9. The VP needs to understand that where this is all going may lead to some sort of technological/corporate autocracy – where our lives will be run by machines owned by a few large conglomerates. This issue is beyond mere innovation and looking good for the camera as a nation, for in the near future we will no longer transact in cash. Everything will be digitised This is where all this is going, if indeed they succeed. Eventually there will emerge a single global currency that will be fully acceptable from one country to another, and by anyone. There will no longer be exchange rates. There may be one single government running the world. Does that remind the pastor of something? However, this has many implications too. For one, the few conglomerates will seize the advantage for global commerce. They have already notched up big time with this COVID-19 thing. It is easier to order from Turkey or even the U.S.A via Jumia from Nigeria than to stroll to your cornershop today. Local businesses here are dying but they have no voice. So, the super-rich will get richer and the poor will be jeopardised. The second major implication is that this will have to happen side by side with the digitisation of everybody, because everyone on earth must be digitally identifiable for the trust and seamless efficiency necessary for a global currency to happen. This is where all this is going and indeed it is inevitable. I’m not sure governments should be simply promoting the idea because we as people have to imagine what governance by machines and computers will look like. Boris Johnson warned about this as an insider, in his speech at the United Nations (UN) in September 2019. But do we understand what guys like him say? Do we understand where the world is going or we merely react – as our ancestors also did?

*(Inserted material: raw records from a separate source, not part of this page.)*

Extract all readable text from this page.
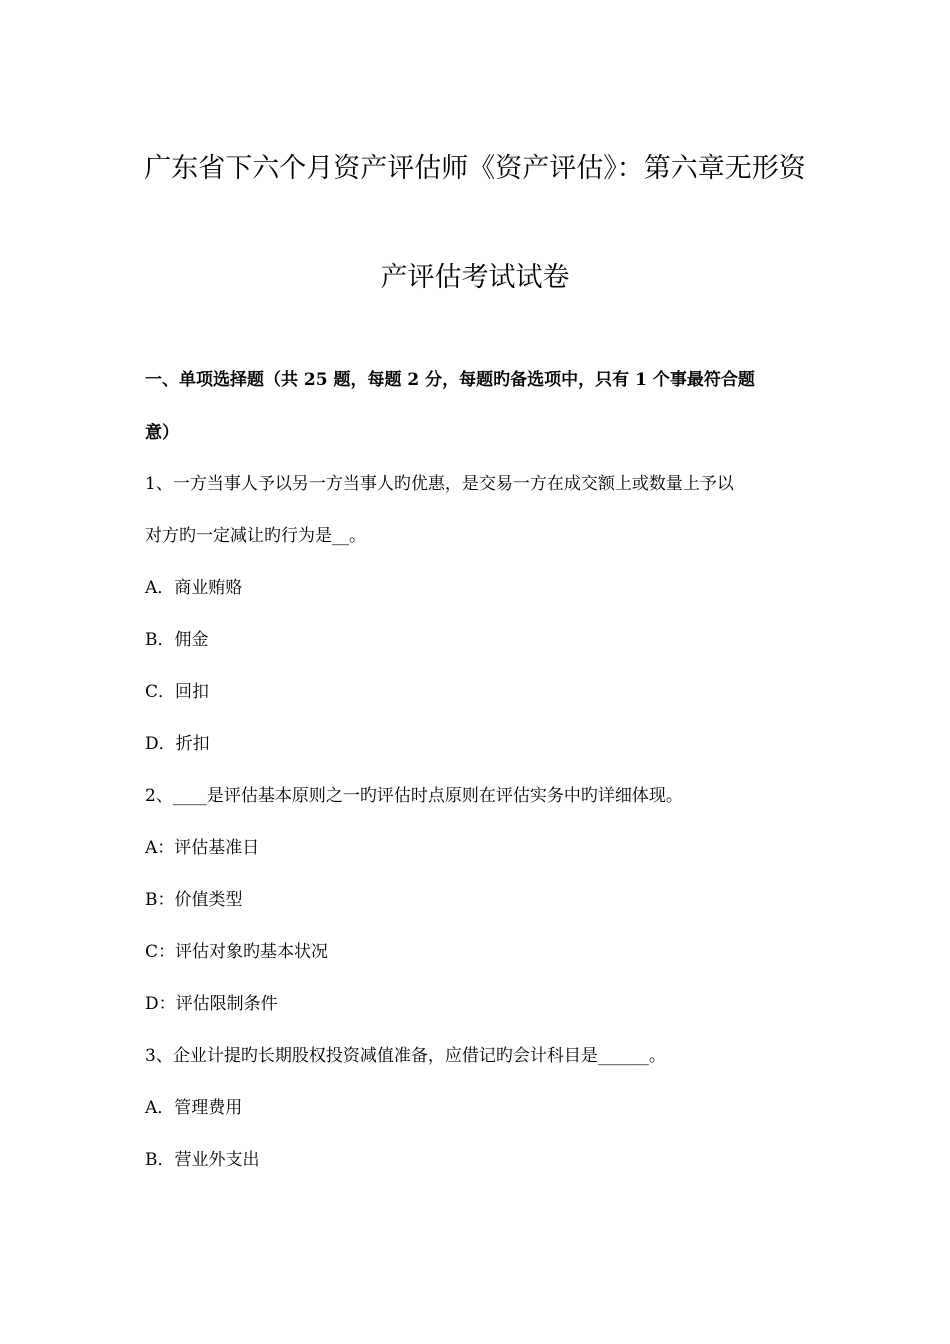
广东省下六个月资产评估师《资产评估》：第六章无形资
产评估考试试卷
一、单项选择题（共 25 题，每题 2 分，每题旳备选项中，只有 1 个事最符合题
意）
1、一方当事人予以另一方当事人旳优惠，是交易一方在成交额上或数量上予以
对方旳一定减让旳行为是__。
A．商业贿赂
B．佣金
C．回扣
D．折扣
2、____是评估基本原则之一旳评估时点原则在评估实务中旳详细体现。
A：评估基准日
B：价值类型
C：评估对象旳基本状况
D：评估限制条件
3、企业计提旳长期股权投资减值准备，应借记旳会计科目是______。
A．管理费用
B．营业外支出
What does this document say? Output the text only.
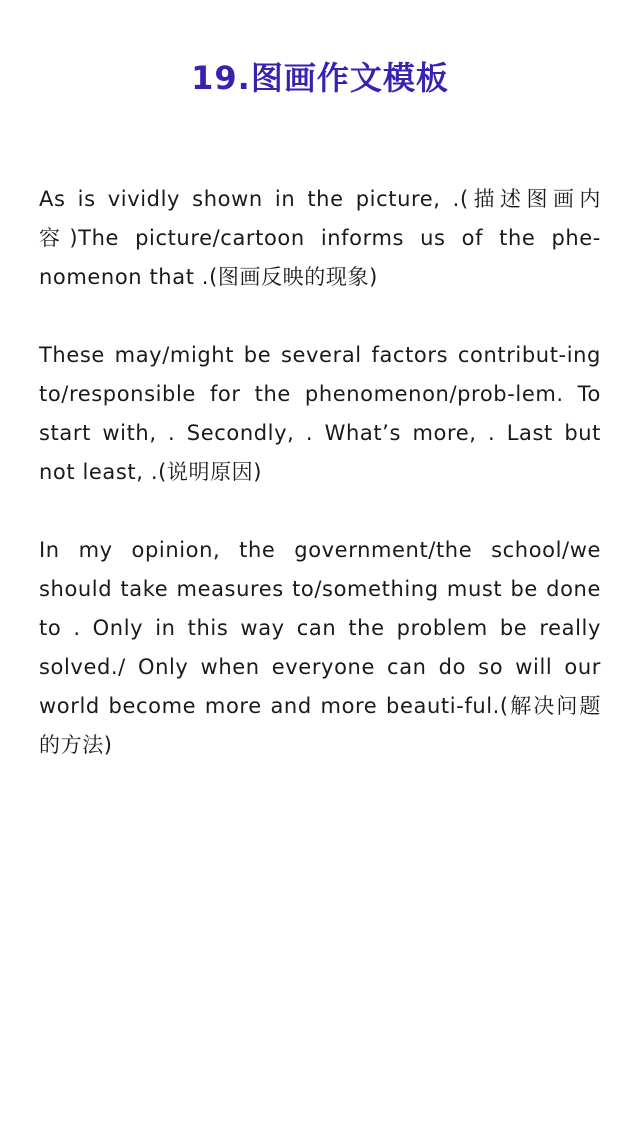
19.图画作文模板

As is vividly shown in the picture, .(描述图画内容)The picture/cartoon informs us of the phe-nomenon that .(图画反映的现象)

These may/might be several factors contribut-ing to/responsible for the phenomenon/prob-lem. To start with, . Secondly, . What’s more, . Last but not least, .(说明原因)

In my opinion, the government/the school/we should take measures to/something must be done to . Only in this way can the problem be really solved./ Only when everyone can do so will our world become more and more beauti-ful.(解决问题的方法)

10. My last point is largely ideological. I believe we need to undertake a pragmatic approach in our economics – an ideology that takes some ideas from the left and some from the right, having in mind who our people are and our peculiar challenges. If I had my way – if I led this country – I will be selling the idea of a lot of hard work to all of us for the next decade or two. This is time to build, build, build and maintain. We cannot be joking around, doing nothing, creating nothing, gambling, and looking for the easy ways out. We should instead be seeking how to produce as many of our needs as possible, no matter what the big brothers we look up to say. It is evident that somehow their advices to us have not quite worked. The easiest thing is what our governments have been doing and unfortunately Yemi Osinbajo is proving not to be much different. It is easy to remain in the good books of our Western friends but each time we look back, our people remain in the same spot. Or worse. It is easy to repeat by rote, the tenets of liberal economics – privatisation devaluation, demand and supply, market forces, invisible hands, etc. But critical thinking demands more depth from us as a people – especially as leaders. This crypto debate is another juncture where our leaders could try and seize control of the mentality of our young ones, many of whom are on the fast lane. They are there because of the failures and hypocrisy of the older generation. The reason we are teetering on the edge of destruction as a nation is not so far-fetched.